Django on Fly.io with Litestream/LiteFS

I’ve been playing with Fly.io a lot recently (see my series on deploying Wagtail to Fly.io).

One of the neat things that has come out of Fly is a renewed interest across the dev world in SQLite - an embedded database that doesn’t need any special servers or delicate configuration.

Some part of this interest comes from the thought that if you had an SQLite database that sat right next to your application, in the same VM, with no network latency, that’s probably going to be pretty quick and pretty easy to deploy.

Although in some ways it feels like this idea comes full circle back to the days of running a MySQL Server alongside our PHP application on a single VPS, we’re also in an era where we need to deal with things like geographic distribution, ephemeral filesystems and scale-to-zero.

So we want to run our apps in a nice PaaS, and also quite like the idea of our database being local to our application code, but there’s a few conflicts here:

Thankfully Fly have been funding the development of some interesting tools; Litestream and LiteFS which aim to solve this.

The difference between these tools is not particularly obvious; so to summarise:

So we know what these tools do, let’s experiment with getting our Django applications running with them on Fly.io

Litestream

For Litestream, we’ll need:

  1. Prepare your Fly application with flyctl launch (we don’t need a Postgres database if it asks).

  2. Set all the environment variables we’re going to need by creating a new file (call it something like env-vars):

    LITESTREAM_ACCESS_KEY_ID=[your S3-compatible access key]
    LITESTREAM_SECRET_ACCESS_KEY=[your S3 compatible secret key]
    DB_DIR=/db
    DATABASE_URL=sqlite:////db/sqlite.db
    S3_DB_URL=s3://[your-bucket-name]/db

    DB_DIR will be the directory where the database is replicated to, DATABASE_URL is the path where Django and dj-database-url can find your database file, and S3_DB_URL is the path to your S3-compatible bucket.

    Run

    flyctl secrets import < env-vars

    to import these values in to your Fly environment.

  3. Create a litestream.yml:

    exec: uwsgi
    dbs:
        - path: "$DB_DIR/db.sqlite"
          replicas:
            - url: "$S3_DB_URL"

    Replace your exec section with whatever you you normally run to start your web server.
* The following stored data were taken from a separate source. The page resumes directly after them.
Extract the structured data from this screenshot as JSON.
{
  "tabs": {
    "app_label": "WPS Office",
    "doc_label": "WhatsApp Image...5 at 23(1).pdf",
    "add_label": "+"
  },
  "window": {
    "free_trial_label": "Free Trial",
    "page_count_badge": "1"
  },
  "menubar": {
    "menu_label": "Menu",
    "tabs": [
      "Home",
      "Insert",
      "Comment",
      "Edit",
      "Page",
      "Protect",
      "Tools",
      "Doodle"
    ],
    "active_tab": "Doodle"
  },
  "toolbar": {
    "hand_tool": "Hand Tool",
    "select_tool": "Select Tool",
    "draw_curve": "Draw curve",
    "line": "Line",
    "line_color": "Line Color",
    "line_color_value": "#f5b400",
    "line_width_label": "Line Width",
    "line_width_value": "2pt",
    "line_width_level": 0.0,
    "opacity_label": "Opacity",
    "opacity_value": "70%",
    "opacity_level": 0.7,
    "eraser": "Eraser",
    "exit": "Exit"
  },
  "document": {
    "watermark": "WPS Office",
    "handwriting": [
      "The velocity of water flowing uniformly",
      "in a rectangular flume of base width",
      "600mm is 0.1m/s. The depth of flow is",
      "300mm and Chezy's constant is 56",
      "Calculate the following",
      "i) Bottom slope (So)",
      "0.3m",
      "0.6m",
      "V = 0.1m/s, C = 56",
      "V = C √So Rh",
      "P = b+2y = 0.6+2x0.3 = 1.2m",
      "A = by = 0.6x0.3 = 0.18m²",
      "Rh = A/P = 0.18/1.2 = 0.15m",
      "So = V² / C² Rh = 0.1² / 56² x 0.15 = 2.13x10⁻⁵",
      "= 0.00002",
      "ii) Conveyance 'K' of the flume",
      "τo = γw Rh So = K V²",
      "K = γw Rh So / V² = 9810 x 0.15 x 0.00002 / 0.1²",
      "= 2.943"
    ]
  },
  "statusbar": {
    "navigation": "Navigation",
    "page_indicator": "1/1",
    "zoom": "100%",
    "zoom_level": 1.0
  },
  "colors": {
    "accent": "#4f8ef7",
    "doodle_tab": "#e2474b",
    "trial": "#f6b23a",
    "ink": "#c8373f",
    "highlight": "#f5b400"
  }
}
Litestream will do its stuff and conveniently run our own application, exiting when our server exits.

  4. Create a script, start.sh, that will run on application start to make sure all our directories are created:

    #!/usr/bin/env bash
    if [[ -z "$DB_DIR" ]]; then
        echo "DB_DIR env var not specified - this should be a path of the directory where the database file should be stored"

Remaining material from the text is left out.